Parte da sociedade tem demonstrado des- respeito às normas básicas de vigilância sanitária. Aliado a essa falta de empatia e solidariedade também tem o cansaço e o estresse do isolamento social de outra parte e a falta de recursos para sobrevivência de uma parcela significativa da população, agravado pela ausência de uma política pública séria para tentar reduzir os danos da pandemia, que tem levado a sociedade brasileira a achar que está livre dos prejuízos do adoecimento por COVID-19 e do luto coletivo que as mortes, às centenas de milhares, estão provocando. Mesmo que retomemos a uma pseudonormalidade, os “ecos” psicológicos, sociais, afetivos continuarão a reverberar nas vidas dos sobreviventes do vírus. E quanto menos se fizer hoje, mais alto esses ecos nos assombrarão.

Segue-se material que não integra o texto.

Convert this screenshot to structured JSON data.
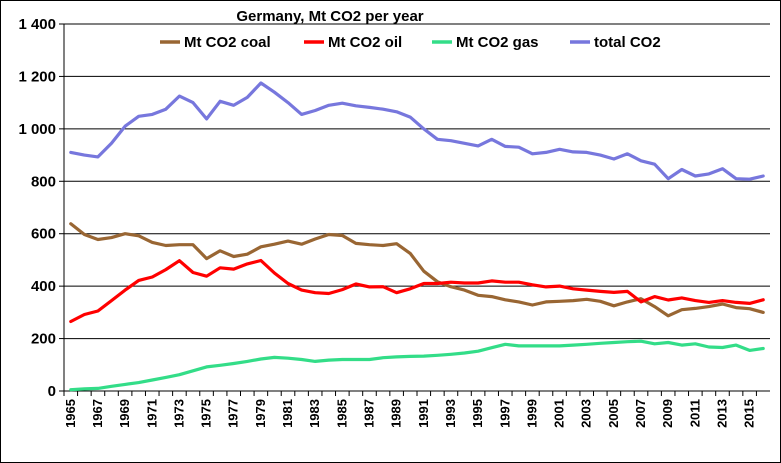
{
  "chart_data": {
    "type": "line",
    "title": "Germany, Mt CO2 per year",
    "xlabel": "",
    "ylabel": "",
    "ylim": [
      0,
      1400
    ],
    "yticks": [
      0,
      200,
      400,
      600,
      800,
      1000,
      1200,
      1400
    ],
    "ytick_labels": [
      "0",
      "200",
      "400",
      "600",
      "800",
      "1 000",
      "1 200",
      "1 400"
    ],
    "xticks": [
      1965,
      1967,
      1969,
      1971,
      1973,
      1975,
      1977,
      1979,
      1981,
      1983,
      1985,
      1987,
      1989,
      1991,
      1993,
      1995,
      1997,
      1999,
      2001,
      2003,
      2005,
      2007,
      2009,
      2011,
      2013,
      2015
    ],
    "grid": true,
    "legend_position": "top",
    "x": [
      1965,
      1966,
      1967,
      1968,
      1969,
      1970,
      1971,
      1972,
      1973,
      1974,
      1975,
      1976,
      1977,
      1978,
      1979,
      1980,
      1981,
      1982,
      1983,
      1984,
      1985,
      1986,
      1987,
      1988,
      1989,
      1990,
      1991,
      1992,
      1993,
      1994,
      1995,
      1996,
      1997,
      1998,
      1999,
      2000,
      2001,
      2002,
      2003,
      2004,
      2005,
      2006,
      2007,
      2008,
      2009,
      2010,
      2011,
      2012,
      2013,
      2014,
      2015,
      2016
    ],
    "series": [
      {
        "name": "Mt CO2 coal",
        "color": "#996633",
        "values": [
          638,
          597,
          578,
          585,
          600,
          592,
          567,
          555,
          558,
          558,
          505,
          535,
          513,
          522,
          550,
          560,
          572,
          560,
          580,
          597,
          593,
          563,
          558,
          555,
          562,
          525,
          457,
          417,
          398,
          385,
          365,
          360,
          348,
          340,
          328,
          340,
          342,
          345,
          350,
          342,
          325,
          340,
          352,
          322,
          287,
          310,
          315,
          322,
          332,
          318,
          314,
          300
        ]
      },
      {
        "name": "Mt CO2 oil",
        "color": "#ff0000",
        "values": [
          265,
          292,
          305,
          345,
          385,
          422,
          435,
          463,
          497,
          452,
          438,
          470,
          465,
          485,
          498,
          450,
          410,
          385,
          375,
          372,
          387,
          408,
          397,
          398,
          375,
          390,
          410,
          410,
          415,
          412,
          412,
          420,
          415,
          415,
          405,
          397,
          400,
          390,
          385,
          380,
          376,
          380,
          340,
          360,
          347,
          355,
          345,
          338,
          345,
          338,
          334,
          348
        ]
      },
      {
        "name": "Mt CO2 gas",
        "color": "#33dd88",
        "values": [
          5,
          8,
          10,
          18,
          25,
          32,
          42,
          52,
          62,
          77,
          92,
          98,
          105,
          113,
          122,
          128,
          125,
          120,
          113,
          118,
          120,
          120,
          120,
          127,
          130,
          132,
          133,
          136,
          140,
          145,
          152,
          165,
          178,
          172,
          172,
          172,
          172,
          175,
          178,
          182,
          185,
          188,
          190,
          180,
          185,
          175,
          180,
          168,
          166,
          175,
          155,
          162
        ]
      },
      {
        "name": "total CO2",
        "color": "#7777dd",
        "values": [
          910,
          900,
          893,
          945,
          1010,
          1048,
          1055,
          1075,
          1125,
          1100,
          1038,
          1105,
          1090,
          1120,
          1175,
          1140,
          1100,
          1055,
          1070,
          1090,
          1098,
          1088,
          1082,
          1075,
          1065,
          1045,
          1000,
          960,
          955,
          945,
          935,
          960,
          933,
          930,
          905,
          910,
          922,
          912,
          910,
          900,
          885,
          905,
          878,
          865,
          810,
          845,
          820,
          828,
          848,
          810,
          808,
          820
        ]
      }
    ]
  }
}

Retornar às aulas presenciais agora, portanto, não é apenas mais uma ação precipitada e anticientífica como outras tantas que temos visto serem tomadas no país. O retorno às aulas é um crime! Um crime sanitário, pois aumentaremos a circulação de aluno(a)s e, consequentemente, lotando ainda mais os transportes públicos e os postos de saúde, que já estão com seu atendimento no limite. É um crime ético, pois sabemos que o retorno, apesar de se basear no discursos da inevitabilidade, na verdade, encobre iminência da falência de muitas instituições privadas com a saída em massa da classe média de suas “fileiras” quando o ensino on-line passou a ser adotado. É um crime político, pois apenas um lockdown poderia, neste momento, garantir que o sistema de saúde não entrasse em colapso e que os gastos com a saúde pudessem, enfim, ser destinados aos atendimentos prioritários, salvando vidas, não apenas do agravamento da COVID, mas também de outras tantas doenças e traumas causados por acidentes e doenças. É um crime pedagógico, pois, ao contrário do que muitos imaginam, em breve as escolas terão que fechar suas portas outra vez, interrompendo o processo educativo e, depois, reabrir de novo, fechar outras, e assim sucessivamente, interrompendo e recomeçando várias e várias vezes, resultando em descontinuidades e não aprendizagem, de forma muito mais prejudicial do que se estivessem permanecido em casa.
Em tempos de pandemia ou não, o direito à vida é a prioridade! E vida plena. O que implica sim, escolas que possam, com segurança sanitária, ética, política e pedagógica, garantir a qualidade da aprendizagem. Falsear práticas escolares, alternando atividades entre presenciais e remotas, com salas, materiais, recursos on-line inapropriados, impossibilitando, inclusive, a efetivação real da cultura de crianças e jovens de interação é também retirar da vida uma das dimensões essenciais do processo de humanização.
Por fim, vale lembrar que o direito à vida é um bem coletivo! Perguntamos, portanto, aos excelentíssimo(a)s juíze(a)s, desembargadore(a)s, às direções de escolas e sindicatos particulares (e aos gestores públicos): estas seriam mesmo a hora e as condições para o retorno às aulas presenciais?. Você levará seus filho(a)s e/ou netos para a escola sem a sombra de nenhum medo dos riscos? Pensem sobre isso!